The first PowerPC-based Macintoshes, expected to be launched by Apple Computer Inc on March 14, will offer better price-performance than any other major low-end RISC workstation, and beat Pentium machines as well, Open Systems Today believes. The US trade paper, citing internal Apple documents and industry sources, reckons that one of the new machines tops all competing machines in SPECint92 price-performance, in SPECfp92 floating-point price-performance, and in SPECfp92 straight performance – and also has the lowest list price: it also beat everything in straight SPECint92 benchmarks except for a Digital Equipment Corp Alpha workstation, which was slightly faster, the paper says. The base model’s price-performance of $33 per SPECint92 and $25 per SPECfp92 compares with $68.90 and $50.60 for the best Hewlett-Packard Co machine (although Hewlett cut some key models just after the news item appeared), $84.00 and $70.60 for DEC, $151.30 and $190.20 for Sun Microsystems Inc, and $245.10 and $149.60 for IBM Corp.
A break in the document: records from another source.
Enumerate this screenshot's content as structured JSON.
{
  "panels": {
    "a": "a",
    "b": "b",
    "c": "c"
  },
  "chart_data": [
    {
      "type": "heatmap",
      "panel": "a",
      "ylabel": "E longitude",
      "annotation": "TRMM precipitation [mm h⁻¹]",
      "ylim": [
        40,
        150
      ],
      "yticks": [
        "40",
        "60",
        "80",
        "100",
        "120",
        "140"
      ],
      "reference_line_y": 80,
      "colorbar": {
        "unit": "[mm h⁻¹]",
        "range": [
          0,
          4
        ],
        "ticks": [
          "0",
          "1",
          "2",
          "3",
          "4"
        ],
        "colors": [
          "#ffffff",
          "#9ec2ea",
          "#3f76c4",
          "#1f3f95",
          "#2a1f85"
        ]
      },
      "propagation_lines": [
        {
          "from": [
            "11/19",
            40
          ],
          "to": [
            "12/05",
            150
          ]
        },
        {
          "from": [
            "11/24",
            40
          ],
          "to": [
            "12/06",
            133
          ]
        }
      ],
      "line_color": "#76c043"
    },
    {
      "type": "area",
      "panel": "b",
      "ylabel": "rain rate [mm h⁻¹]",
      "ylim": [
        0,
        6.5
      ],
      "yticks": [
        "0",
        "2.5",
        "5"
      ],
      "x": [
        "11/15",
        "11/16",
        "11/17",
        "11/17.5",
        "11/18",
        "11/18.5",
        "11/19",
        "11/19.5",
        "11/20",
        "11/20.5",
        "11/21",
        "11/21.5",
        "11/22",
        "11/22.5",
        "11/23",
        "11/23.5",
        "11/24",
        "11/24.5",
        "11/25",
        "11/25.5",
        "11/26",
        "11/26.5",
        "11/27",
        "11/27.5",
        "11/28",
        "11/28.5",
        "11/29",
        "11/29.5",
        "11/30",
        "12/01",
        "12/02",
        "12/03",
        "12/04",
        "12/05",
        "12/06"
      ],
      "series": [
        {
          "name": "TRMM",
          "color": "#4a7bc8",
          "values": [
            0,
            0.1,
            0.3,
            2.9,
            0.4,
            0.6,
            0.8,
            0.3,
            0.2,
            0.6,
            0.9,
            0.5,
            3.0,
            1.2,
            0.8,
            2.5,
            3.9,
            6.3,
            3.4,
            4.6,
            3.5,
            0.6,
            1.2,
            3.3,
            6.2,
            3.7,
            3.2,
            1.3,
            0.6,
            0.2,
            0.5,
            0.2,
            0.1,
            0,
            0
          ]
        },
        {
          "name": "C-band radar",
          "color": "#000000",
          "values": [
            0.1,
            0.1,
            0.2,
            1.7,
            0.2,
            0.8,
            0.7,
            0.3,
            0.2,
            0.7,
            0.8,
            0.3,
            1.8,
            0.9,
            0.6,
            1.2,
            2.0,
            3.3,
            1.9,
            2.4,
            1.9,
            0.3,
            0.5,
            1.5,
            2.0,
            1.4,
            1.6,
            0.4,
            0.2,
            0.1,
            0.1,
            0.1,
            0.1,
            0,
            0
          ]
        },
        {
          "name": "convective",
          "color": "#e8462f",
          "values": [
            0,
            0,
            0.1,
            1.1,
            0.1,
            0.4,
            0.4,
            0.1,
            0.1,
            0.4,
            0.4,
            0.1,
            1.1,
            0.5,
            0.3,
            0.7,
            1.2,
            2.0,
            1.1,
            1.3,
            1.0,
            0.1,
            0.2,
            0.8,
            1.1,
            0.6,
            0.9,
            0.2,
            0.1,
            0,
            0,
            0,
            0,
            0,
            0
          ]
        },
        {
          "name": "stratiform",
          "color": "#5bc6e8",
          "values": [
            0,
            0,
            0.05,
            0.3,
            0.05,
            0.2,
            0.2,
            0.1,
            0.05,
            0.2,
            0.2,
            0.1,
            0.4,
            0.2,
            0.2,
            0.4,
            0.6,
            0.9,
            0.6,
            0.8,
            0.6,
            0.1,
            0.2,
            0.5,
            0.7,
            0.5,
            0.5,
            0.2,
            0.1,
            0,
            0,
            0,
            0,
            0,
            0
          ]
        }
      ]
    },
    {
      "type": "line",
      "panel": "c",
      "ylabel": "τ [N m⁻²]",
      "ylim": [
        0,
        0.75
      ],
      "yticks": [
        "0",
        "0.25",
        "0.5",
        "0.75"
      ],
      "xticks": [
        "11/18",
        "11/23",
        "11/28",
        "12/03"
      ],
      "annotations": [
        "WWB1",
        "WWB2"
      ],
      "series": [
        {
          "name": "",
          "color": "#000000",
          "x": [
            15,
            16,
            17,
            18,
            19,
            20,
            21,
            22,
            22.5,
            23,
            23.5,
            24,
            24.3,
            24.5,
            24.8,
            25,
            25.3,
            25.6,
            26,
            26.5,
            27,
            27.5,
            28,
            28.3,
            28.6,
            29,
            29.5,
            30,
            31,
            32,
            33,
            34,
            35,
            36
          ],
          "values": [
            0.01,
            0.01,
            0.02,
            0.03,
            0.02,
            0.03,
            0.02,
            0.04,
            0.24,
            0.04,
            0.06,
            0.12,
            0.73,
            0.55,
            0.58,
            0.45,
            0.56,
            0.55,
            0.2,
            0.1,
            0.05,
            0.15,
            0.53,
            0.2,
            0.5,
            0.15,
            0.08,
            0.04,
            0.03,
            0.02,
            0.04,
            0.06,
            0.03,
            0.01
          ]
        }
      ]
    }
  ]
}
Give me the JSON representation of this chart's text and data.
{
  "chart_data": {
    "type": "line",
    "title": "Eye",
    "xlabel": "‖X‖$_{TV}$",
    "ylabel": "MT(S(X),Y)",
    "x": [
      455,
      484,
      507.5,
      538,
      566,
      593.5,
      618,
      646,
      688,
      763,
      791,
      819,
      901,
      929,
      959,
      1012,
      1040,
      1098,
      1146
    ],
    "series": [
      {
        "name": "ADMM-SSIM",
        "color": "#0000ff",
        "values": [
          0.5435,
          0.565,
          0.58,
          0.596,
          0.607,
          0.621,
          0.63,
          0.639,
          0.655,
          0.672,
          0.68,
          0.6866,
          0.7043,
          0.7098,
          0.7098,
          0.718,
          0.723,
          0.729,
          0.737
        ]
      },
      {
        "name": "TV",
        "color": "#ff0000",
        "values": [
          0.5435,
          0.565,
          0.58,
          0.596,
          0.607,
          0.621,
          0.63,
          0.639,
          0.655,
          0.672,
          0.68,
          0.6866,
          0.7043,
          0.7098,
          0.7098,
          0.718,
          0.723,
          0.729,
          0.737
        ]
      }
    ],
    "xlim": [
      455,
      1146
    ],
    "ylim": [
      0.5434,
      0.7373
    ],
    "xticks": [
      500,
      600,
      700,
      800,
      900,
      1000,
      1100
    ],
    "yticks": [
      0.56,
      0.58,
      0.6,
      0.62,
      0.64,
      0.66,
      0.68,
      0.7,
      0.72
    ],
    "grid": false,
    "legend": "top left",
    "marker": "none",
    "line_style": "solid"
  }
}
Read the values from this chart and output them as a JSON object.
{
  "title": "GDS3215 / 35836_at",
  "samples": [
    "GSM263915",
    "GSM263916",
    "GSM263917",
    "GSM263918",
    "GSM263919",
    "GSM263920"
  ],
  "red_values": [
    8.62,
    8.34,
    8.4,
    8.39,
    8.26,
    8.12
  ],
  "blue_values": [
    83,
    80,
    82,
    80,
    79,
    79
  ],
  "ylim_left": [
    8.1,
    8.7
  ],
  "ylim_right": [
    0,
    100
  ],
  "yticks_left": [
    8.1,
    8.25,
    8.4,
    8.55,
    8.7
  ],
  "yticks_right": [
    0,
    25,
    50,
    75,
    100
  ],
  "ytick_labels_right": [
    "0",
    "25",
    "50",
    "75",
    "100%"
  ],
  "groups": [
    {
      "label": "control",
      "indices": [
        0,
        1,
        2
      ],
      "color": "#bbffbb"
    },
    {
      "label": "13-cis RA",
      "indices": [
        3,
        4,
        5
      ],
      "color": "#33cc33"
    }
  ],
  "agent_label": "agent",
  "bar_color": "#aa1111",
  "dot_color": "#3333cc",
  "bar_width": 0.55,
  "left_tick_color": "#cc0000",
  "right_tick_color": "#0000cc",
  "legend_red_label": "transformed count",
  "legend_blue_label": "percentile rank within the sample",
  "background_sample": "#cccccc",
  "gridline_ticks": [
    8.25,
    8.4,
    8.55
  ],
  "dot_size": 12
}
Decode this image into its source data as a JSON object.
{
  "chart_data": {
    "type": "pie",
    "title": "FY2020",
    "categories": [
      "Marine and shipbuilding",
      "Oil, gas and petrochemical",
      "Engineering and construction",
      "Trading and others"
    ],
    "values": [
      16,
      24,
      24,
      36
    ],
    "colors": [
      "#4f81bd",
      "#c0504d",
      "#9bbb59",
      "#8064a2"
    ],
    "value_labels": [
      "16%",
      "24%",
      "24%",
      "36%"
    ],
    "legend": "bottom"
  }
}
And the paper reckons that the boxes also walk all over the cheapest Pentium machines, citing a 60MHz Ambra DP60/PCI at $2,670, which works out at a price per SPECint of $44.48 and price per SPECfp of $45.24. Starting at $2,000 for a Power Macintosh 6100/60 – it seems the PowerMac name has given way to Power Macintosh – the new desktops are built around the PowerPC 601 microprocessor, which is rated at 60 SPECint92 and 80 SPECfp92. As reported, the 66MHz Model 7100 is expected to start at $3,000 and the 80MHz Model 8100 at $4,500. They are to come with 8Mb, expandable to 72Mb, 136Mb and 264Mb respectively. The low-end model has a 160Mb disk, the others 250Mb. The low-end model has one slot and one SCSI interface, the others models have three slots and dual SCSI channels. All three have Ethernet. Apple will be using Insignia Solutions Ltd’s SoftWindows emulator, the paper says: this is claimed to deliver Windows performance of a 25MHz 80486; 68000-based Mac applications run under the System 7 emulator, for which performance comparisons are vague; about 50 native applications are said to be ready for them, including Excel, Word and Works, WordPerfect, PageMaker and ClarisWorks.